8a und b zum Vulkanpark Osteifel

Am 7.04. 2016 machten sich die zwei Schulklassen 8a und b  und Ihre Erdkundelehrerinnen auf den Weg Näheres über den Vulkanismus vor ihrer Haustüre herauszufinden. Dazu ging es mit dem vollbesetzten Bus über den Rhein in die vordere Eifel. Hier - das wussten Alle aus dem Schulbuch- hat in erdgeschichtlich junger Zeit vor ca. 13 000 Jahren ein letzter großer Vulkanausbruch die Landschaft geprägt: der Ausbruch des Laacher-See-Vulkans.

Vorher hatten die Schüler über Ursachen und Auswirkungen von Vulkanismus Einiges  im Unterricht herausgefunden. Diese Beispiele waren allerdings meist weit weg (zirkumpazifischer Feuerring) oder lange her (Pompei). Auch einiges Theoretisches über Plattentektonik, Arten von Eruptionen und Vulkantypen, und die Nutzung durch den Menschen  war den Schülern bekannt. Beim ersten Exkursionspunkt, dem Infozentrum Rauscherpark, kam dieses Vorwissen gut zur Anwendung. Zwei engagierte Vulkanpark-Führer ergänzten dieses mit den Funden und Ausstellungstücken, die der Vulkanismus in der Osteifel hervorgebracht hat. Schon die Römer hatten den Basalt der Schlackenkegel für die Herstellung von Mühlsteinen genutzt. Nach dem zweiten Weltkrieg erlebte die Region Osteifel einen rasanten wirtschaftlichen Aufschwung mit der gestiegenen Bedeutung der Bauindustrie. Heimische Baustoffe waren begehrte Exportartikel und im Falle des Bimssteins, sind sie noch heute gefragt.

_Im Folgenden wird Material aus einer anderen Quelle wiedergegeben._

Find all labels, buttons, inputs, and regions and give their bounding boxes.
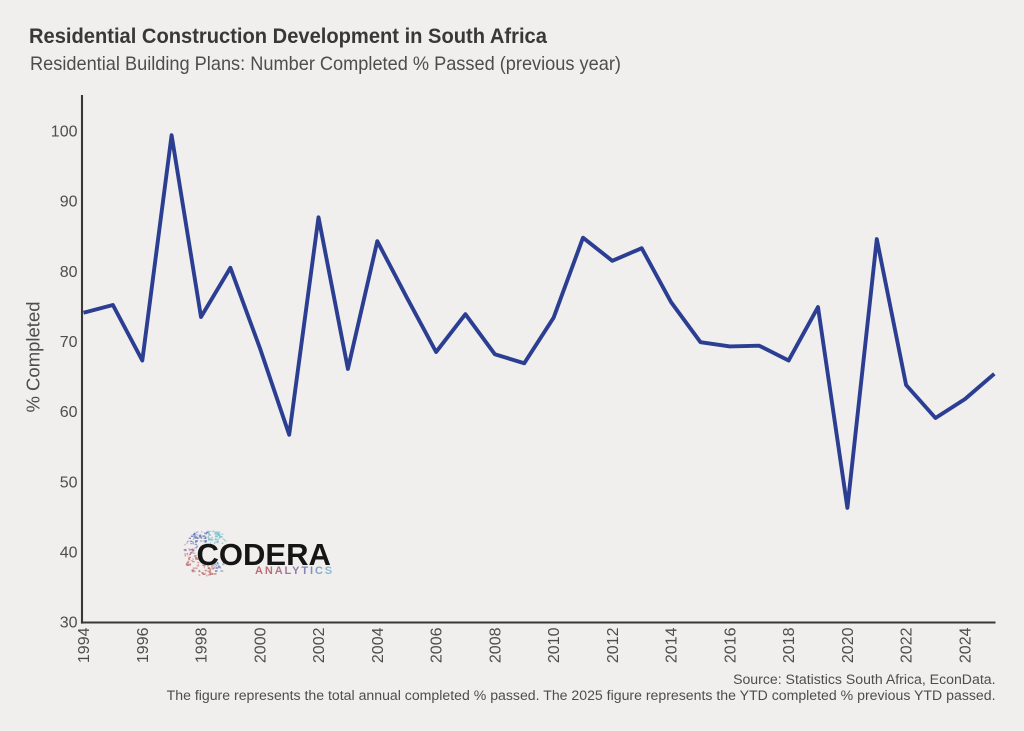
svg-text:100: 100 xyxy=(51,124,78,141)
svg-text:50: 50 xyxy=(60,474,78,491)
svg-text:40: 40 xyxy=(60,545,78,562)
svg-text:1996: 1996 xyxy=(135,627,152,663)
svg-text:30: 30 xyxy=(60,615,78,632)
svg-text:2008: 2008 xyxy=(487,627,504,663)
svg-text:1994: 1994 xyxy=(76,627,93,663)
svg-text:2020: 2020 xyxy=(840,627,857,663)
svg-text:% Completed: % Completed xyxy=(23,301,44,412)
svg-text:2012: 2012 xyxy=(605,627,622,663)
svg-text:2022: 2022 xyxy=(899,627,916,663)
svg-text:2000: 2000 xyxy=(252,627,269,663)
svg-text:2006: 2006 xyxy=(429,627,446,663)
svg-text:2024: 2024 xyxy=(957,627,974,663)
svg-text:2002: 2002 xyxy=(311,627,328,663)
svg-text:1998: 1998 xyxy=(194,627,211,663)
svg-text:80: 80 xyxy=(60,264,78,281)
svg-text:60: 60 xyxy=(60,404,78,421)
svg-text:70: 70 xyxy=(60,334,78,351)
svg-text:90: 90 xyxy=(60,194,78,211)
svg-text:2016: 2016 xyxy=(722,627,739,663)
svg-text:2014: 2014 xyxy=(664,627,681,663)
svg-text:2018: 2018 xyxy=(781,627,798,663)
svg-text:2004: 2004 xyxy=(370,627,387,663)
svg-text:2010: 2010 xyxy=(546,627,563,663)
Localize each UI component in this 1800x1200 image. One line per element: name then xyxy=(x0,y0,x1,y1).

Bei der Fahrt zum nächsten Exkursionspunkt konnten die Schüler in der Landschaft Bims- und Steinabbau, die typischen nach dem Abbau tieferliegenden Felder sowie zahlreiche Schlackenkegel (teilweise angebaggert und nur noch zur Hälfte vorhanden) beobachten. Nur der Laacher See Vulkan, in dessen Mitte sich heute ein Maar gebildet hat, zeigte sich nicht. Und das obwohl die Gruppe nur wenige Hundert Meter vom Maar entfernt die Wingertsbergwand besuchte. Der Grund war allen klar: rund um den Laacher See hat sich ein Wall, der sogenannte Tuffring, gebildet. Über diese Erhebung kann man von der Wingertsbergwand aus nicht drüberschauen.  Die Wingertsbergwand  ist ein heute unter Naturschutz stehender sehr hoher Aufschluß am Rande einer Kiesgrube. Hier ist eindrucksvoll zu sehen,  wie sich nach jeder Ausbruchsphase  Material abgelagert hat. Man kann sich vorstellen, wie die heiße Asche, Gase und Steingemische die Landschaft bedeckten.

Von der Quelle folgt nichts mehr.